I have a surge tester setup that uses a high-voltage power supply (up to 1000 V) to charge a non-polarized capacitor bank using SW1 to energize Relay 1 in Image 1. The bank discharges into a waveshape network (inductors + resistors) through a high-power relay, triggered by a push-button. Each activation generates a pulse with a 30–40 us rise time and 100–140 us fall time. See Image 1 for the current relay circuit.
The total series impedance is ~1 ohm, so the open-circuit voltage approximates the short-circuit current when the output is shorted to the bench ground. The supply supports both positive and negative output voltages, and the non-polarized capacitors allow generation of both positive and negative polarity pulses (voltage and current).
I’m looking to replace the mechanical relay (relay 2 in Image 1) with a solid-state switch, as repeated high-voltage/current cycles are causing contact sticking. I’m seeking recommendations on the most suitable switch type (IGBT, MOSFET, etc.), particularly for bidirectional operation.
Image 2 shows an initial concept using a high-power IGBT for positive polarity pulses. However, IGBTs are unidirectional, and I’m unsure how to support negative pulses. Would reversing the IGBT and referencing the gate drive to the high-side emitter work for negative polarity? gate to emitter reference will break with the high voltage at the emitter side. If there's a better topology or practical solution that still supports push-button triggering and an isolated supply, I’d appreciate any guidance.
I’ve also identified a bidirectional IGBT module that appears suitable for my power levels.
https://www.infineon.com/dgdl/Infin...N.pdf?fileId=8ac78c8c869190210186e5fa2b4e6c24

 

I have a revised circuit attached.

 

I suggest NOT using a solid state device unless you can find one rated for that kind of serious abuse. I also suggest adding a magnetic blowout coil to quickly stretch the arc to breaking distance. OR get a relay with contacts that open much farther.

 

I would suggest a solid-state switch like the LCA110. However, the LCA110 can only handle up to 350VDC. Checking in Mouser, something like the S117T might work for you. You want to have the controlling circuit electrically isolated from the load.

 

I suggest NOT using a solid state device unless you can find one rated for that kind of serious abuse. I also suggest adding a magnetic blowout coil to quickly stretch the arc to breaking distance. OR get a relay with contacts that open much farther.
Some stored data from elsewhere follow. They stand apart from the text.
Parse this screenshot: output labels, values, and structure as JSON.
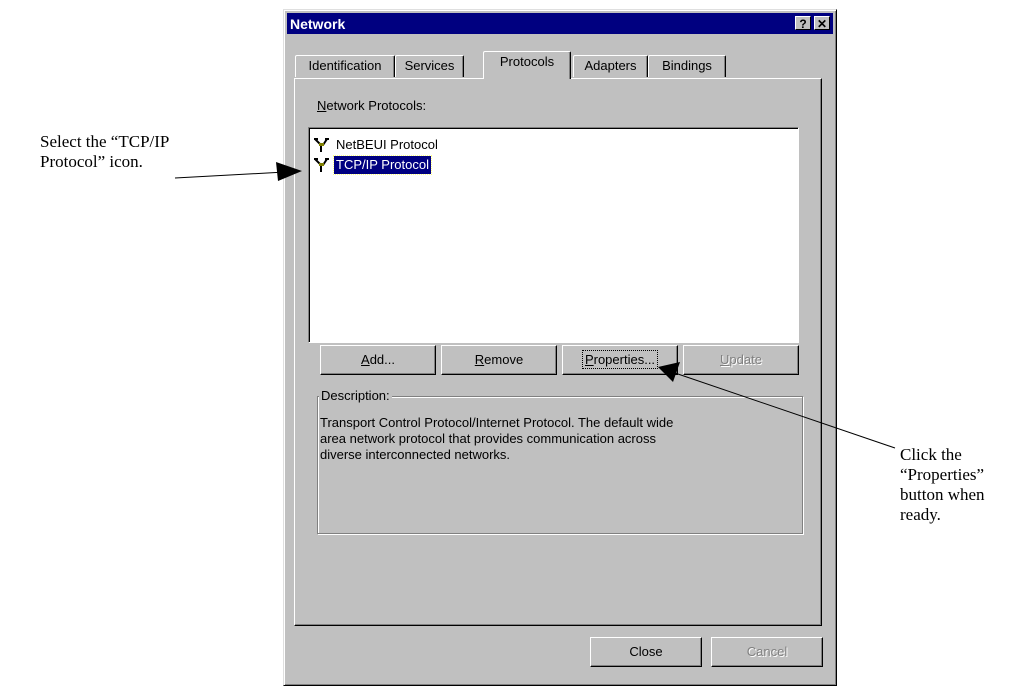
{
  "annotations": {
    "left": [
      "Select the “TCP/IP",
      "Protocol” icon."
    ],
    "right": [
      "Click the",
      "“Properties”",
      "button when",
      "ready."
    ]
  },
  "dialog": {
    "title": "Network",
    "help_label": "?",
    "close_label": "✕",
    "tabs": [
      "Identification",
      "Services",
      "Protocols",
      "Adapters",
      "Bindings"
    ],
    "active_tab": "Protocols",
    "list_label": {
      "underlined": "N",
      "rest": "etwork Protocols:"
    },
    "protocols": [
      {
        "name": "NetBEUI Protocol",
        "selected": false,
        "icon": "network-protocol-icon"
      },
      {
        "name": "TCP/IP Protocol",
        "selected": true,
        "icon": "network-protocol-icon"
      }
    ],
    "buttons": {
      "add": {
        "underlined": "A",
        "rest": "dd..."
      },
      "remove": {
        "underlined": "R",
        "rest": "emove"
      },
      "properties": {
        "underlined": "P",
        "rest": "roperties..."
      },
      "update": {
        "underlined": "U",
        "rest": "pdate"
      }
    },
    "description_label": "Description:",
    "description_lines": [
      "Transport Control Protocol/Internet Protocol. The default wide",
      "area network protocol that provides communication across",
      "diverse interconnected networks."
    ],
    "close_button": "Close",
    "cancel_button": "Cancel"
  },
  "colors": {
    "titlebar": "#000080",
    "face": "#c0c0c0",
    "selection": "#000080"
  }
}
The main reason for the change is to avoid the replacement of relays due to sticking, which in turn causes the low value wave shaping network resistors to fail. I will explore more about the magnetic blowout coil.

 

I would suggest a solid-state switch like the LCA110. However, the LCA110 can only handle up to 350VDC. Checking in Mouser, something like the S117T might work for you. You want to have the controlling circuit electrically isolated from the load.

View attachment 351089

The voltage rating is ok, but based on the current ratings given in the datasheet this part cannot be used to switch high currents.

 

https://menlomicro.com/technology/how-it-works

 

How much current do you need? I have used MOSFETs for high current applications before. Take a look at the MOSFET below.

 

OK, if relay sticking is an issue then another option is two relays in series: One relay doing the contact close portion with the other relay doing the contact open function. So one relay will already be closed and all of the contact bounce completed before the second relay operates to deliver the surge current pulse. The consideration is the current rise time requirement of the test specification.

An all solid state option would be similar in using an SCR to switch on the pulse and then a second transistor in series to open the circuit after the pulse. The second transistor can be arranged to be biased into saturation before the SCR is triggered. IT will need to have the high current rating but it would probably not need the high withstand voltage reading, since it will already be biased into conduction. This might be a simpler solution.